An anisotropy-based inclination correction was applied to the Carboniferous Glenshaw Formation from southwestern Pennsylvania. A combination of low-temperature thermal demagnetization followed by alternating field demagnetization isolated a palaeomagnetic remanence direction similar to that previously reported for these rocks. The inclination correction was conducted by fitting the samples' anisotropy of anhysteretic remanence (AAR) to the theoretical correction curves for a magnetite remanence that yielded a remanence individual magnetic particle anisotropy, the aγ factor, equal to 1.86. Direct measurement of individual particle anisotropy in magnetic grain extracts, yielded an aγ value of 2 in good agreement with the curve fitting technique.
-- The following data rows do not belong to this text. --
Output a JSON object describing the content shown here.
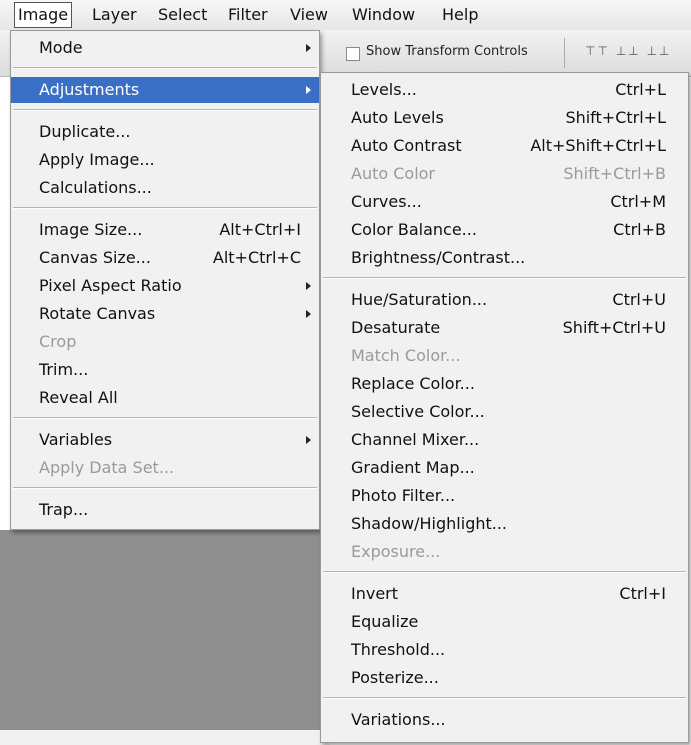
{
  "menubar": [
    {
      "label": "Image",
      "active": true
    },
    {
      "label": "Layer"
    },
    {
      "label": "Select"
    },
    {
      "label": "Filter"
    },
    {
      "label": "View"
    },
    {
      "label": "Window"
    },
    {
      "label": "Help"
    }
  ],
  "optionsbar": {
    "show_transform_label": "Show Transform Controls",
    "align_icons": "⊤⊤ ⊥⊥ ⊥⊥"
  },
  "image_menu": {
    "items": [
      {
        "label": "Mode",
        "submenu": true
      },
      {
        "label": "Adjustments",
        "submenu": true,
        "highlighted": true
      },
      {
        "label": "Duplicate..."
      },
      {
        "label": "Apply Image..."
      },
      {
        "label": "Calculations..."
      },
      {
        "label": "Image Size...",
        "shortcut": "Alt+Ctrl+I"
      },
      {
        "label": "Canvas Size...",
        "shortcut": "Alt+Ctrl+C"
      },
      {
        "label": "Pixel Aspect Ratio",
        "submenu": true
      },
      {
        "label": "Rotate Canvas",
        "submenu": true
      },
      {
        "label": "Crop",
        "disabled": true
      },
      {
        "label": "Trim..."
      },
      {
        "label": "Reveal All"
      },
      {
        "label": "Variables",
        "submenu": true
      },
      {
        "label": "Apply Data Set...",
        "disabled": true
      },
      {
        "label": "Trap..."
      }
    ]
  },
  "adjustments_menu": {
    "items": [
      {
        "label": "Levels...",
        "shortcut": "Ctrl+L"
      },
      {
        "label": "Auto Levels",
        "shortcut": "Shift+Ctrl+L"
      },
      {
        "label": "Auto Contrast",
        "shortcut": "Alt+Shift+Ctrl+L"
      },
      {
        "label": "Auto Color",
        "shortcut": "Shift+Ctrl+B",
        "disabled": true
      },
      {
        "label": "Curves...",
        "shortcut": "Ctrl+M"
      },
      {
        "label": "Color Balance...",
        "shortcut": "Ctrl+B"
      },
      {
        "label": "Brightness/Contrast..."
      },
      {
        "label": "Hue/Saturation...",
        "shortcut": "Ctrl+U"
      },
      {
        "label": "Desaturate",
        "shortcut": "Shift+Ctrl+U"
      },
      {
        "label": "Match Color...",
        "disabled": true
      },
      {
        "label": "Replace Color..."
      },
      {
        "label": "Selective Color..."
      },
      {
        "label": "Channel Mixer..."
      },
      {
        "label": "Gradient Map..."
      },
      {
        "label": "Photo Filter..."
      },
      {
        "label": "Shadow/Highlight..."
      },
      {
        "label": "Exposure...",
        "disabled": true
      },
      {
        "label": "Invert",
        "shortcut": "Ctrl+I"
      },
      {
        "label": "Equalize"
      },
      {
        "label": "Threshold..."
      },
      {
        "label": "Posterize..."
      },
      {
        "label": "Variations..."
      }
    ]
  }
}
The inclination-corrected formation mean directions for these two a factors were statistically indistinguishable. This result shows that curve fitting is an easier, but accurate, method of applying an anisotropy-based inclination correction than direct measurement of the individual grain anisotropy in magnetic grain extracts. The corrected Glendale Formation magnetite-based palaeopole is very similar to haematite-based palaeopoles from the Carboniferous Canadian Maritimes. A new technique is described that extracts the detrital haematite grains from red sedimentary rocks. The measured haematite aγ factors from the Carboniferous Mauch Chunk and Cretaceous Kapusaliang Formations yield values consistent with susceptibility individual particle anisotropies, aχ, determined previously by curve fitting techniques, extending the use of curve fitting for individual particle anisotropy determination to haematite-bearing rocks. However, the corrected Mauch Chunk Formation palaeopole is significantly different from the corrected Glendale Formation palaeopole, calling the accuracy of the Mauch Chunk palaeopole into question. Tectonic strain during folding may have added to the compaction strain in the rocks, leading to an overcorrection of the inclination. A new, inclination-corrected palaeopole for the North American Carboniferous is reported for the Glenshaw Formation at 28.6˚N, 119.9˚E.